Additionally, there are two final compounding factors:
Each instance of the MFT0 may be created or shut down at any time
The UWP device app is only connected to one instance of the MFT0
Compressed video
A webcam or system OEM may choose to compress the video before it is presented on the capture pin (that is, on the webcam itself). Offloading the compression to a webcam allows lower powered PCs to save and share HD video. This compressed video stream generally cannot be analyzed to support camera control, nor can video effects be applied. This presents the challenge of making all instances of MFT0 (and the Microsoft Store device app, if it is there) aware that no effects will be applied to the capture stream. This diagram represents compressed video:
If a user applies a video effect to the preview stream, it cannot be applied to the capture stream or the still pin. Therefore, the user sees a video effect that is not applied to the saved or streamed video. If the preview stream is halted, the Microsoft Store device app will then try to connect to the capture stream. When a user is streaming compressed video, this does not allow for many features.
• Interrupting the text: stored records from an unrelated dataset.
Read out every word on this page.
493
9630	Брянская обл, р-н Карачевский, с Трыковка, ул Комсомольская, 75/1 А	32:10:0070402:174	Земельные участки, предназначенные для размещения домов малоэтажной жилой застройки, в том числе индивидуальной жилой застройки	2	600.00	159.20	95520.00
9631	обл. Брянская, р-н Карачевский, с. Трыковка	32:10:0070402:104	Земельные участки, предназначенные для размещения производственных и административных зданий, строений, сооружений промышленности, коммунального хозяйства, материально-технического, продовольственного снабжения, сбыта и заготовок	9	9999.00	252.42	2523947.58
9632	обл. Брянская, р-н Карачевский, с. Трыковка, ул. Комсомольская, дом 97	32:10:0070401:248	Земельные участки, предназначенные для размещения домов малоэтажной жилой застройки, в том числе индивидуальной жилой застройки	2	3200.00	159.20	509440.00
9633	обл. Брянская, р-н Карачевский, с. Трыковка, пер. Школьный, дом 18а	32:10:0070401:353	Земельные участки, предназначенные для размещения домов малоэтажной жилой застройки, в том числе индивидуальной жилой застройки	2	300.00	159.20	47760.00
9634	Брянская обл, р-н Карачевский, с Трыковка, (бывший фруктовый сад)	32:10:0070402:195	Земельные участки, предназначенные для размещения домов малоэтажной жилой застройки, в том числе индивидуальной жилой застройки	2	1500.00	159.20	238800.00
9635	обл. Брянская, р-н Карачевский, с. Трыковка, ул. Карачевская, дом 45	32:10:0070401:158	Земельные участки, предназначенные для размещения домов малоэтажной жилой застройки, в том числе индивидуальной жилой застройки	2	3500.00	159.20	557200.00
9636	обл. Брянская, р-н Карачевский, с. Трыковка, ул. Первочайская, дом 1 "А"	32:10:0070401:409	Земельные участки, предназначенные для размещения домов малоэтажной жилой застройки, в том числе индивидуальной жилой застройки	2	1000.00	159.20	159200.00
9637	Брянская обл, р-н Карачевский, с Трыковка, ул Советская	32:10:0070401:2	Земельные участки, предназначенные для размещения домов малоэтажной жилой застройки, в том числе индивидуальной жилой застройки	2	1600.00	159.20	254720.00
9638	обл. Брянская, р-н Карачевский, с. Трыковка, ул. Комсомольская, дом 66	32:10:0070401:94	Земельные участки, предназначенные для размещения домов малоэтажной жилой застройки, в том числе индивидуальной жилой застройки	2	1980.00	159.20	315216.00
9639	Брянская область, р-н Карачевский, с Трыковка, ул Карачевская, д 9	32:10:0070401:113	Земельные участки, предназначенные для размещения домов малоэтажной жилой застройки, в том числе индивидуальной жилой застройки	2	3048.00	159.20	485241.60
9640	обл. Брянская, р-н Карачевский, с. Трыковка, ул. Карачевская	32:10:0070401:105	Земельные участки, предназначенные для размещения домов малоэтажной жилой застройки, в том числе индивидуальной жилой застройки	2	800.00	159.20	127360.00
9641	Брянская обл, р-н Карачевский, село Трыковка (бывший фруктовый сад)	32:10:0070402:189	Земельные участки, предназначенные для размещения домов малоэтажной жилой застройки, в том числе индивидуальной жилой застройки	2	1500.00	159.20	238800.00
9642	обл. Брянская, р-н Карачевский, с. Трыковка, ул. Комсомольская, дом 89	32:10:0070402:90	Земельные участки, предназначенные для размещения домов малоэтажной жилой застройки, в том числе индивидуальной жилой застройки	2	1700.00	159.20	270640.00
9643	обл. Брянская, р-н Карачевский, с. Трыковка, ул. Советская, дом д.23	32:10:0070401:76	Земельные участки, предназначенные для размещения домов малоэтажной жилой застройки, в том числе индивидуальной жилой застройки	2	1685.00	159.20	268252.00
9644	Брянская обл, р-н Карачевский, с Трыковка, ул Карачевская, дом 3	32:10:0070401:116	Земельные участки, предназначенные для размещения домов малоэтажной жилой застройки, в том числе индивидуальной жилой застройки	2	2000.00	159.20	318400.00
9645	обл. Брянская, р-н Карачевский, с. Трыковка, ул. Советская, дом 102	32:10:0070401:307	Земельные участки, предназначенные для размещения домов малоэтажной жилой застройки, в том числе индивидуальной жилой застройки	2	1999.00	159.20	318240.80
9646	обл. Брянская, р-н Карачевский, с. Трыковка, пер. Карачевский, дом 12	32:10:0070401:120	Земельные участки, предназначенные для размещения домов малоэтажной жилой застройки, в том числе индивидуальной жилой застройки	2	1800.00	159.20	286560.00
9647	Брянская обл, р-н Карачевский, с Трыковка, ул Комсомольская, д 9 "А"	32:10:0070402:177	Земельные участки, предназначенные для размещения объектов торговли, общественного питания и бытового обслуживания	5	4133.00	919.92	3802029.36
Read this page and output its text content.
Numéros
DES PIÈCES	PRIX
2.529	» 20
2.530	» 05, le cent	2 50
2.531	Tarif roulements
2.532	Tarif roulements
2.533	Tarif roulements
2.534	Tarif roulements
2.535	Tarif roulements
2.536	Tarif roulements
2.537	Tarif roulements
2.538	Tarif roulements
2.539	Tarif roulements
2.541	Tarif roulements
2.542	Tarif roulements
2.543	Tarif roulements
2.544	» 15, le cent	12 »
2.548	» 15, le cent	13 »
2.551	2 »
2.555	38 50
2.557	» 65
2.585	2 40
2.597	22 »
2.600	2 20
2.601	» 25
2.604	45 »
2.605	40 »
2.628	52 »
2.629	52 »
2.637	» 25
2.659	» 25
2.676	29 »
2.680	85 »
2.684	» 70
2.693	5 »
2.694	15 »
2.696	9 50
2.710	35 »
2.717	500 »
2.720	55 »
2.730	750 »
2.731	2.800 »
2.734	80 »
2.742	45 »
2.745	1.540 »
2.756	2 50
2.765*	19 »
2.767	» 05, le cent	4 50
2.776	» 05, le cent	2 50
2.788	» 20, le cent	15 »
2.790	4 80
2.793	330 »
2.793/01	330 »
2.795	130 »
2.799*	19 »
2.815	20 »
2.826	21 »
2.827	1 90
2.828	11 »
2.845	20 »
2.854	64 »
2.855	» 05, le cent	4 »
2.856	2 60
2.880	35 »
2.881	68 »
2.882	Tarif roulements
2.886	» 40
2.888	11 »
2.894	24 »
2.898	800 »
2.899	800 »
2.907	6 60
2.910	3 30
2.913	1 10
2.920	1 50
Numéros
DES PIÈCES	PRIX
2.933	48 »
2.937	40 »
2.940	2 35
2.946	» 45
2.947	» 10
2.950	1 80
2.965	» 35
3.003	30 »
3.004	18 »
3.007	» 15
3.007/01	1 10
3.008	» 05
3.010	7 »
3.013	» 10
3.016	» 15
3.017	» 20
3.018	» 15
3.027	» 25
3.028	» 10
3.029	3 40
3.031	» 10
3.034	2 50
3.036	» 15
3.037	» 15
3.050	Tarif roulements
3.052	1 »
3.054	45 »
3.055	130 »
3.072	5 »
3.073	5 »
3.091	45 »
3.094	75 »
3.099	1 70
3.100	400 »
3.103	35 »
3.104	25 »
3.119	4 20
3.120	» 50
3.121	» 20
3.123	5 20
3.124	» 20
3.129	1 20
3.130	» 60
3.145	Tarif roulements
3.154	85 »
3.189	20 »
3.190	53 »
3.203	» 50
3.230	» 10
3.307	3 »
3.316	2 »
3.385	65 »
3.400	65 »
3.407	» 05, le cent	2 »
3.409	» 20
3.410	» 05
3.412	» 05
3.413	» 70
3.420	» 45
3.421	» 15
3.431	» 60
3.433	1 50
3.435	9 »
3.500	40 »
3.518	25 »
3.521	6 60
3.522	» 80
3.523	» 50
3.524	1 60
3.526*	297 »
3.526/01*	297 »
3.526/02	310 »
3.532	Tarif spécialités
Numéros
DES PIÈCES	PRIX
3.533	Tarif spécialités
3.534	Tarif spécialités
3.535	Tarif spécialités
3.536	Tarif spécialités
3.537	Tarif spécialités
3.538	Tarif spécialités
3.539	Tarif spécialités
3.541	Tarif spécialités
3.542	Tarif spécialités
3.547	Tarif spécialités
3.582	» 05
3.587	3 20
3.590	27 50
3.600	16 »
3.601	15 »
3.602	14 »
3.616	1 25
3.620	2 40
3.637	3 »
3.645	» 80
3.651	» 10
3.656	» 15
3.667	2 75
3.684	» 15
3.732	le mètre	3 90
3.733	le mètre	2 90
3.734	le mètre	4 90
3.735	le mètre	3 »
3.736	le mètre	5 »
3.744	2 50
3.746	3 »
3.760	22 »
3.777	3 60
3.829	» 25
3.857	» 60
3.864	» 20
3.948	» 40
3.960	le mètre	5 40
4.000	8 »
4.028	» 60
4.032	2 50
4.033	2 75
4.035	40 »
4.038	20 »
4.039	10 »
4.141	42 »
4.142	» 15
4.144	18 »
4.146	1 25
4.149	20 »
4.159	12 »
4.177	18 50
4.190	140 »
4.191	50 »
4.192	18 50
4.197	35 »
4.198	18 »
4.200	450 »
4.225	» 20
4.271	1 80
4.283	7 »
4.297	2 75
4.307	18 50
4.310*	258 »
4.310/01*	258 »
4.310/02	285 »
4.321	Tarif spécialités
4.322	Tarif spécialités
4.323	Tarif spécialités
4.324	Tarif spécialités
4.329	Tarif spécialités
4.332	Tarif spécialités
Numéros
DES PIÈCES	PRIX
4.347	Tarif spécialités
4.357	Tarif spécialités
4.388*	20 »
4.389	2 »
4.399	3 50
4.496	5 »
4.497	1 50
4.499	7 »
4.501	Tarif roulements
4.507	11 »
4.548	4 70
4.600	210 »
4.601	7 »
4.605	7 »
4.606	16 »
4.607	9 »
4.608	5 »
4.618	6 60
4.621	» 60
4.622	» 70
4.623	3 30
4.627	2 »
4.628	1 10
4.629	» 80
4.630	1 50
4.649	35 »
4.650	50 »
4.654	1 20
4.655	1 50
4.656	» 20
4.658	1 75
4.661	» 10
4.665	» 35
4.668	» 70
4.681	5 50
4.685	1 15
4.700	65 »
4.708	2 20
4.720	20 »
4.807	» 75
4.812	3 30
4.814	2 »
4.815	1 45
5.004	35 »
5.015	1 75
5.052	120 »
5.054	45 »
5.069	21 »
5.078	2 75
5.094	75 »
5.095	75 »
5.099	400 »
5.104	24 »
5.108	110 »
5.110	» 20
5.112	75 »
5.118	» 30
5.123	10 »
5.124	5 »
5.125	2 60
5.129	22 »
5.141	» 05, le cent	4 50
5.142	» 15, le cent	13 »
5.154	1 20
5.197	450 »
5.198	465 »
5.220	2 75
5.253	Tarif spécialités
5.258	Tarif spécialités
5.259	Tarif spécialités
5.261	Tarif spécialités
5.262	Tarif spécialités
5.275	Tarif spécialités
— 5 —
Communication between MFT0 instances
If the three instances of the MFT0 can communicate with each other, this may solve most issues. How these instances discover each other is up to the IHV. Once all MFT0s can communicate, the instance of the MFT0 connected to the Microsoft Store device app can let other instances know which effect is being applied and its current state. Also, the three instances can determine which instance applies camera control. Finally, the preview pin can determine if the capture pin is streaming encoded video. The preview pin can then disable video effects.
Although communication between instances of the MFT0 solves the major user experience issues, three instances of video effects must still be running concurrently. Some video effects can use most available CPU resources, particularly when full screen video is being previewed and captured at the same time. These are serious issues. For performance reasons, each ISV should consider what processing may be performed once, such as face detection, and shared with all instances of MFT0.